Figure 4. Bar graphs for the average contents of the multifidol glucosides (Co-M-glc and Ad-M-glc) and the flavonol glycosides (Q-glc, Q-rut and K-glc) in pellets and raw hops (total bar) as compared to their average amounts in total resin extract (striped) for the hop varieties Herkules (n (pellets and raw hops) = 144, n (total resin extract) = 12), Hallertauer Tradition (n (pellets and raw hops) = 47, n (total resin extract) = 3), Perle (n (pellets and raw hops) = 55, n (total resin extract) = 3), Hallertauer Taurus (n (pellets and raw hops) = 5, n (total resin extract) = 3), Hallertauer Magnum (n (pellets and raw hops) = 29, n (total resin extract) = 5) and Polaris (n (pellets and raw hops) = 7, n (total resin extract) = 3) in crop 2020.

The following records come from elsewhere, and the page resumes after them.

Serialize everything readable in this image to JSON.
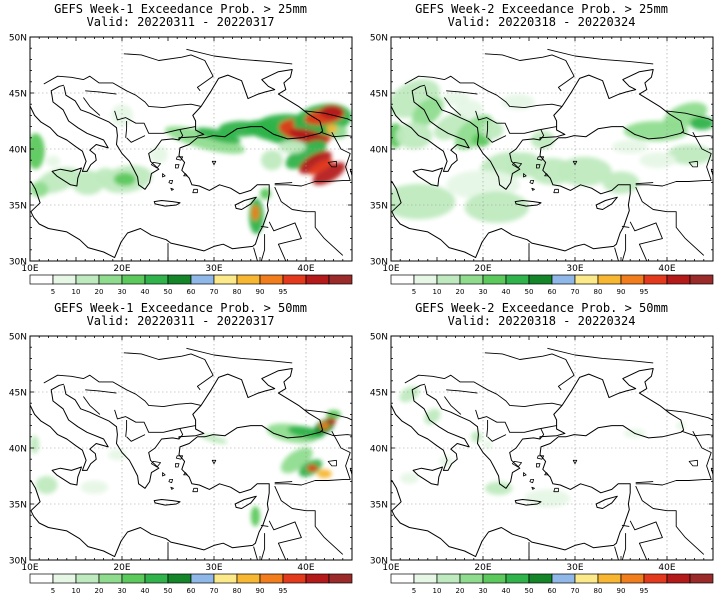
{
  "panels": [
    {
      "title": "GEFS Week-1 Exceedance Prob. > 25mm",
      "valid": "Valid: 20220311 - 20220317"
    },
    {
      "title": "GEFS Week-2 Exceedance Prob. > 25mm",
      "valid": "Valid: 20220318 - 20220324"
    },
    {
      "title": "GEFS Week-1 Exceedance Prob. > 50mm",
      "valid": "Valid: 20220311 - 20220317"
    },
    {
      "title": "GEFS Week-2 Exceedance Prob. > 50mm",
      "valid": "Valid: 20220318 - 20220324"
    }
  ],
  "map": {
    "lat_labels": [
      "50N",
      "45N",
      "40N",
      "35N",
      "30N"
    ],
    "lon_labels": [
      "10E",
      "20E",
      "30E",
      "40E"
    ]
  },
  "colorbar": {
    "labels": [
      "5",
      "10",
      "20",
      "30",
      "40",
      "50",
      "60",
      "70",
      "80",
      "90",
      "95"
    ],
    "colors": [
      "#ffffff",
      "#e6f7e6",
      "#bfeabf",
      "#8fdc8f",
      "#5cc95c",
      "#2fb34a",
      "#15852a",
      "#8fb8e8",
      "#fbe98a",
      "#f7b733",
      "#f27d1c",
      "#e33a1d",
      "#b51a1a",
      "#9b2a2a"
    ]
  }
}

Figure 4. Bar graphs for the average contents of the multifidol glucosides (Co-M-glc and Ad-M-glc) and the flavonol glycosides (Q-glc, Q-rut and K-glc) in pellets and raw hops (total bar) as compared to their average amounts in total resin extract (striped) for the hop varieties Herkules (n (pellets and raw hops) = 144, n (total resin extract) = 12), Hallertauer Tradition (n (pellets and raw hops) = 47, n (total resin extract) = 3), Perle (n (pellets and raw hops) = 55, n (total resin extract) = 3), Hallertauer Taurus (n (pellets and raw hops) = 5, n (total resin extract) = 3), Hallertauer Magnum (n (pellets and raw hops) = 29, n (total resin extract) = 5) and Polaris (n (pellets and raw hops) = 7, n (total resin extract) = 3) in crop 2020.

Conclusion and outlook

LC-MS/MS technique enables the monitoring of different glycosidically bound polyphenols in several hop varieties from Europe, USA, Australia, and New Zealand. The average concentrations of two multifidol glucosides and three flavonol glycosides appear to be varietal features but with wide ranges within one variety. For reliable variety specific values, many samples are therefore needed. In addition to numerous analyses of raw hop and pellet samples, evaluations of hop extracts proved the absence of these compounds in the carbon dioxide extract and confirmed their presence in the ethanol hop extract, nowadays called total resin extract. The quantitative data of these glycosidically bound polyphenols are useful to determine their transfer from hops to beer and, in combination with taste thresholds known from literature, to evaluate their contribution to overall beer taste. Although these glycosides are minor constituents of hops and beer, they are known as relevant parts of the hard resin fraction with a positive impact on bitterness. They can make the taste more balanced in comparison to the bitter impression of only iso-alpha-acids. Further studies are planned, including additional phenolic compounds of hops as well as investigating the fate of such a broad range of substances during the brewing process.

Disclosure statement

No potential conflict of interest is reported by the authors.